"The more precisely the position of some particle is determined, the less precisely its momentum can be known, and vice versa."
I have already made a slight error. Although Werner Heisenberg did indeed make the above statement with regard to quantum mechanics, what I really want to talk about is the observer effect.
It is not possible to make measurements of a system without affecting the system.
Which is why we will never know what your dentistry would look like if you photographed it. Because the moment you start photographing your work, it will change.
It is common for us to think our work is pretty good. We see this a lot on forums. People who are heavily critical of the way work was done, the way it was planned, and the approach taken, are usually those that do not post any of their own work. Perhaps they photograph their work and don't show it. Or perhaps they don't photograph it at all. Ever. But just know that their own work is excellent.
We will never know.
One thing is for sure though, if you show photos of your work, it is not representative of the work you do when you aren't photographing.
The observer effect kicks in. There is some part of our brain that subconsciously double checks what we are doing before it is recorded forever in an image.
Then the peer effect adds to it. If we know it's going to be published, we will look at our work the way others will look at it. Hmmm, that prep looks a bit rough there. That impressions isn't really good enough is it. And so on.
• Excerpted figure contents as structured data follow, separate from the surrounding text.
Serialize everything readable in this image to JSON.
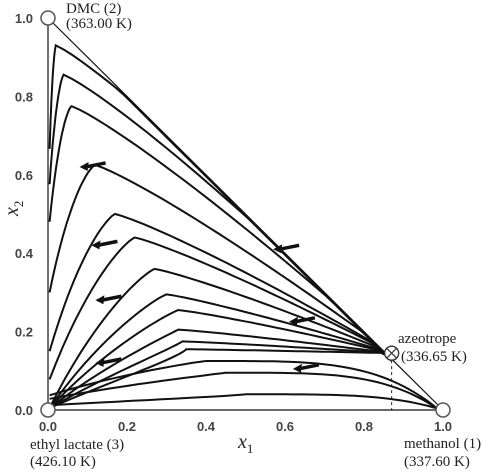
{
  "chart_data": {
    "type": "ternary-line",
    "xlabel": "x",
    "xlabel_sub": "1",
    "ylabel": "x",
    "ylabel_sub": "2",
    "xlim": [
      0.0,
      1.0
    ],
    "ylim": [
      0.0,
      1.0
    ],
    "x_ticks": [
      "0.0",
      "0.2",
      "0.4",
      "0.6",
      "0.8",
      "1.0"
    ],
    "y_ticks": [
      "0.0",
      "0.2",
      "0.4",
      "0.6",
      "0.8",
      "1.0"
    ],
    "vertices": {
      "dmc": {
        "line1": "DMC (2)",
        "line2": "(363.00 K)",
        "x": 0.0,
        "y": 1.0
      },
      "ethyl_lactate": {
        "line1": "ethyl lactate (3)",
        "line2": "(426.10 K)",
        "x": 0.0,
        "y": 0.0
      },
      "methanol": {
        "line1": "methanol (1)",
        "line2": "(337.60 K)",
        "x": 1.0,
        "y": 0.0
      }
    },
    "azeotrope": {
      "line1": "azeotrope",
      "line2": "(336.65 K)",
      "x": 0.87,
      "y": 0.145
    },
    "curves": [
      {
        "h": 0.93,
        "peak": 0.02,
        "k": 3.0
      },
      {
        "h": 0.855,
        "peak": 0.04,
        "k": 3.0
      },
      {
        "h": 0.775,
        "peak": 0.06,
        "k": 3.0
      },
      {
        "h": 0.625,
        "peak": 0.12,
        "k": 2.8
      },
      {
        "h": 0.5,
        "peak": 0.17,
        "k": 2.6
      },
      {
        "h": 0.44,
        "peak": 0.22,
        "k": 2.5
      },
      {
        "h": 0.36,
        "peak": 0.27,
        "k": 2.4
      },
      {
        "h": 0.295,
        "peak": 0.3,
        "k": 2.3
      },
      {
        "h": 0.255,
        "peak": 0.33,
        "k": 2.2
      },
      {
        "h": 0.205,
        "peak": 0.33,
        "k": 2.0
      },
      {
        "h": 0.175,
        "peak": 0.34,
        "k": 1.8
      },
      {
        "h": 0.155,
        "peak": 0.35,
        "k": 1.6
      },
      {
        "h": 0.125,
        "peak": 0.4,
        "k": 1.2
      },
      {
        "h": 0.095,
        "peak": 0.45,
        "k": 1.0
      },
      {
        "h": 0.04,
        "peak": 0.5,
        "k": 0.6
      }
    ],
    "arrows": [
      {
        "x": 0.08,
        "y": 0.62
      },
      {
        "x": 0.11,
        "y": 0.42
      },
      {
        "x": 0.12,
        "y": 0.28
      },
      {
        "x": 0.12,
        "y": 0.12
      },
      {
        "x": 0.57,
        "y": 0.41
      },
      {
        "x": 0.61,
        "y": 0.225
      },
      {
        "x": 0.62,
        "y": 0.105
      }
    ],
    "grid": false
  }
}
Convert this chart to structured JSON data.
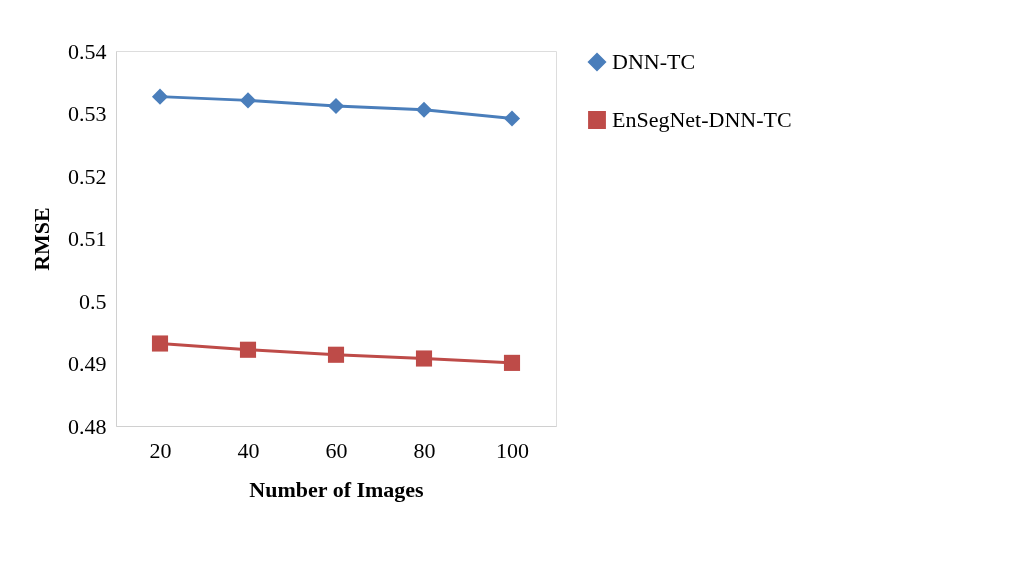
{
  "chart_data": {
    "type": "line",
    "xlabel": "Number of Images",
    "ylabel": "RMSE",
    "categories": [
      "20",
      "40",
      "60",
      "80",
      "100"
    ],
    "series": [
      {
        "name": "DNN-TC",
        "color": "#4a7ebb",
        "marker": "diamond",
        "values": [
          0.5327,
          0.5321,
          0.5312,
          0.5306,
          0.5292
        ]
      },
      {
        "name": "EnSegNet-DNN-TC",
        "color": "#be4b48",
        "marker": "square",
        "values": [
          0.4932,
          0.4922,
          0.4914,
          0.4908,
          0.4901
        ]
      }
    ],
    "ylim": [
      0.48,
      0.54
    ],
    "yticks": [
      0.48,
      0.49,
      0.5,
      0.51,
      0.52,
      0.53,
      0.54
    ],
    "grid": false,
    "legend": "right",
    "line_style": "solid"
  }
}
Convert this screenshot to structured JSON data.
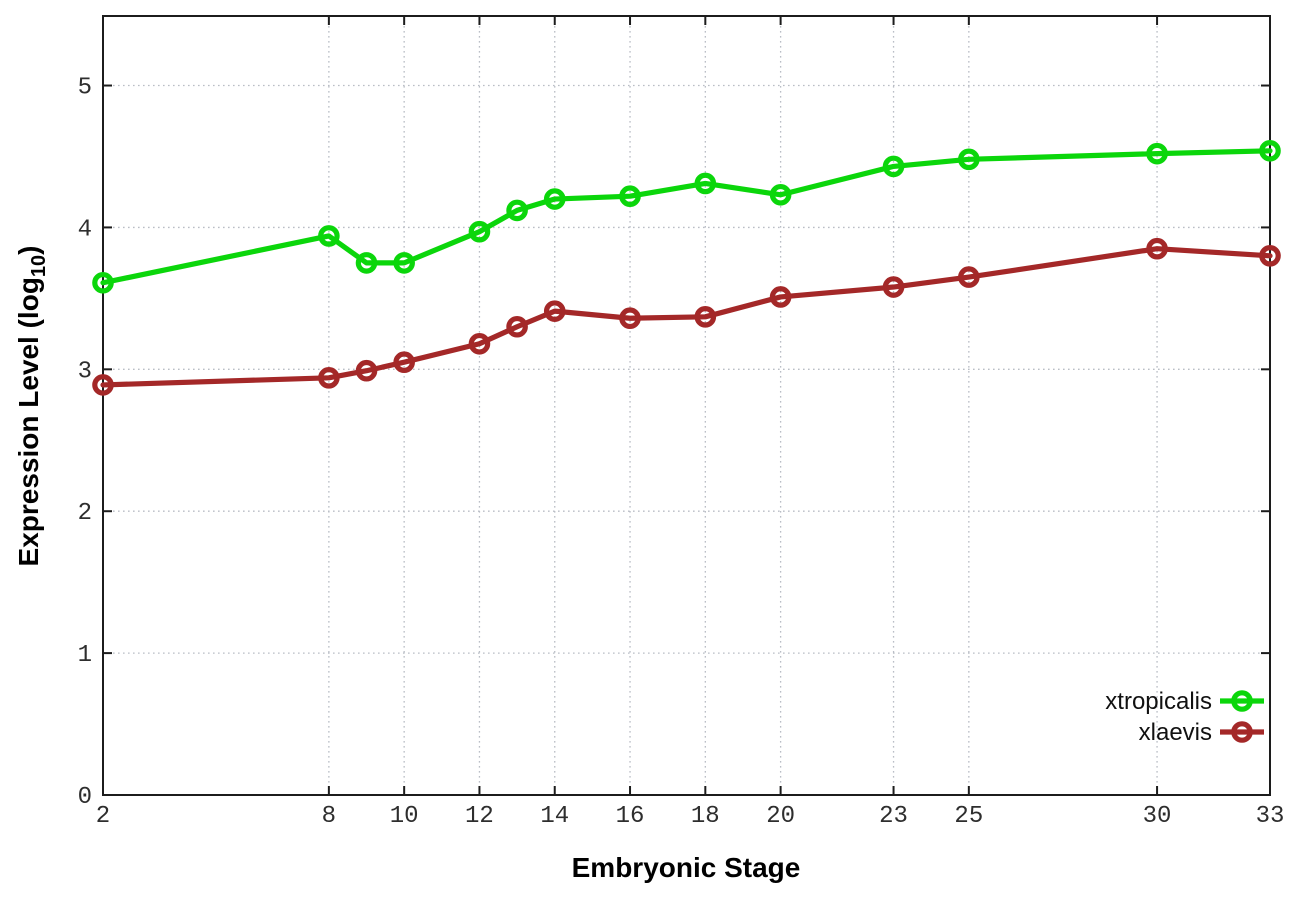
{
  "chart_data": {
    "type": "line",
    "title": "",
    "xlabel": "Embryonic Stage",
    "ylabel": "Expression Level (log10)",
    "ylabel_parts": {
      "main": "Expression Level (log",
      "sub": "10",
      "close": ")"
    },
    "x": [
      2,
      8,
      9,
      10,
      12,
      13,
      14,
      16,
      18,
      20,
      23,
      25,
      30,
      33
    ],
    "series": [
      {
        "name": "xtropicalis",
        "color": "#0bd60b",
        "values": [
          3.61,
          3.94,
          3.75,
          3.75,
          3.97,
          4.12,
          4.2,
          4.22,
          4.31,
          4.23,
          4.43,
          4.48,
          4.52,
          4.54
        ]
      },
      {
        "name": "xlaevis",
        "color": "#a42828",
        "values": [
          2.89,
          2.94,
          2.99,
          3.05,
          3.18,
          3.3,
          3.41,
          3.36,
          3.37,
          3.51,
          3.58,
          3.65,
          3.85,
          3.8
        ]
      }
    ],
    "x_ticks": [
      2,
      8,
      10,
      12,
      14,
      16,
      18,
      20,
      23,
      25,
      30,
      33
    ],
    "y_ticks": [
      0,
      1,
      2,
      3,
      4,
      5
    ],
    "xlim": [
      2,
      33
    ],
    "ylim": [
      0,
      5.49
    ],
    "grid": true,
    "grid_style": "dotted",
    "marker": "open-circle",
    "legend_position": "bottom-right",
    "colors": {
      "background": "#ffffff",
      "border": "#1c1c1c",
      "grid": "#b9bdc5",
      "tick_label": "#2e2e2e",
      "axis_title": "#000000"
    }
  }
}
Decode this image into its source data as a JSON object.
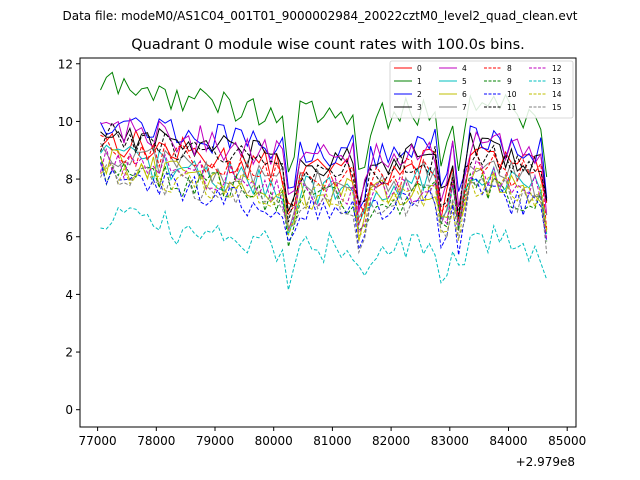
{
  "chart_data": {
    "type": "line",
    "suptitle": "Data file: modeM0/AS1C04_001T01_9000002984_20022cztM0_level2_quad_clean.evt",
    "title": "Quadrant 0 module wise count rates with 100.0s bins.",
    "xlabel": "",
    "ylabel": "",
    "x_offset_label": "+2.979e8",
    "xlim": [
      76700,
      85150
    ],
    "ylim": [
      -0.6,
      12.2
    ],
    "x_ticks": [
      77000,
      78000,
      79000,
      80000,
      81000,
      82000,
      83000,
      84000,
      85000
    ],
    "x_tick_labels": [
      "77000",
      "78000",
      "79000",
      "80000",
      "81000",
      "82000",
      "83000",
      "84000",
      "85000"
    ],
    "y_ticks": [
      0,
      2,
      4,
      6,
      8,
      10,
      12
    ],
    "y_tick_labels": [
      "0",
      "2",
      "4",
      "6",
      "8",
      "10",
      "12"
    ],
    "legend_position": "top-right",
    "segments": [
      {
        "start": 77050,
        "end": 80250,
        "step": 100
      },
      {
        "start": 80350,
        "end": 81450,
        "step": 100
      },
      {
        "start": 81550,
        "end": 82850,
        "step": 100
      },
      {
        "start": 82950,
        "end": 83150,
        "step": 100
      },
      {
        "start": 83250,
        "end": 84650,
        "step": 100
      }
    ],
    "series": [
      {
        "name": "0",
        "color": "#ff0000",
        "dash": "solid",
        "level": 8.3
      },
      {
        "name": "1",
        "color": "#008000",
        "dash": "solid",
        "level": 10.2
      },
      {
        "name": "2",
        "color": "#0000ff",
        "dash": "solid",
        "level": 9.0
      },
      {
        "name": "3",
        "color": "#000000",
        "dash": "solid",
        "level": 8.6
      },
      {
        "name": "4",
        "color": "#bf00bf",
        "dash": "solid",
        "level": 8.8
      },
      {
        "name": "5",
        "color": "#00bfbf",
        "dash": "solid",
        "level": 7.7
      },
      {
        "name": "6",
        "color": "#bfbf00",
        "dash": "solid",
        "level": 7.5
      },
      {
        "name": "7",
        "color": "#808080",
        "dash": "solid",
        "level": 7.9
      },
      {
        "name": "8",
        "color": "#ff0000",
        "dash": "dashed",
        "level": 8.1
      },
      {
        "name": "9",
        "color": "#008000",
        "dash": "dashed",
        "level": 7.3
      },
      {
        "name": "10",
        "color": "#0000ff",
        "dash": "dashed",
        "level": 7.0
      },
      {
        "name": "11",
        "color": "#000000",
        "dash": "dashed",
        "level": 8.4
      },
      {
        "name": "12",
        "color": "#bf00bf",
        "dash": "dashed",
        "level": 7.6
      },
      {
        "name": "13",
        "color": "#00bfbf",
        "dash": "dashed",
        "level": 5.6
      },
      {
        "name": "14",
        "color": "#bfbf00",
        "dash": "dashed",
        "level": 7.4
      },
      {
        "name": "15",
        "color": "#808080",
        "dash": "dashed",
        "level": 7.2
      }
    ]
  }
}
So every time you photograph a case, it is not the same as the others. Unless you photograph them all.
Beyond that, photo-documentation does two important things. It teaches you to see. And it shows you all the flaws in your work.
Our eyes work in a tunnel vision method. We really focus only on what is right in front of our eyes. To see anything else, we have to move our head, or our eyes and "look" at the other thing.
A photograph on the other hand shows us not only the object of our interest, but all the periphery that we were previously ignoring. We can easily ignore calculus on the margin of our cavity because we are looking so hard at the cavity.
We can ignore flash on composite because we are looking at the marginal ridge.
However photos will bring all these flaws to our attention. And over time, it will teach us to see. To see the flaws and details as we are doing the case, not after when we review the photos. To see the details that others point out online, while we are doing the impression.
Photos teach us to see
Of course, no one goes from zero to full photography in a single day. You start with your fancy once-a-month cases. Then you slowly work to your once a week cases. And eventually it becomes part of your life and it becomes almost every case. And at that point, there is no difference between your normal work, and your "observed work".
At this point, there is no Heisenberg left in your dentistry.
** Disclaimer, I do not yet photograph every single case. I'm still working on it.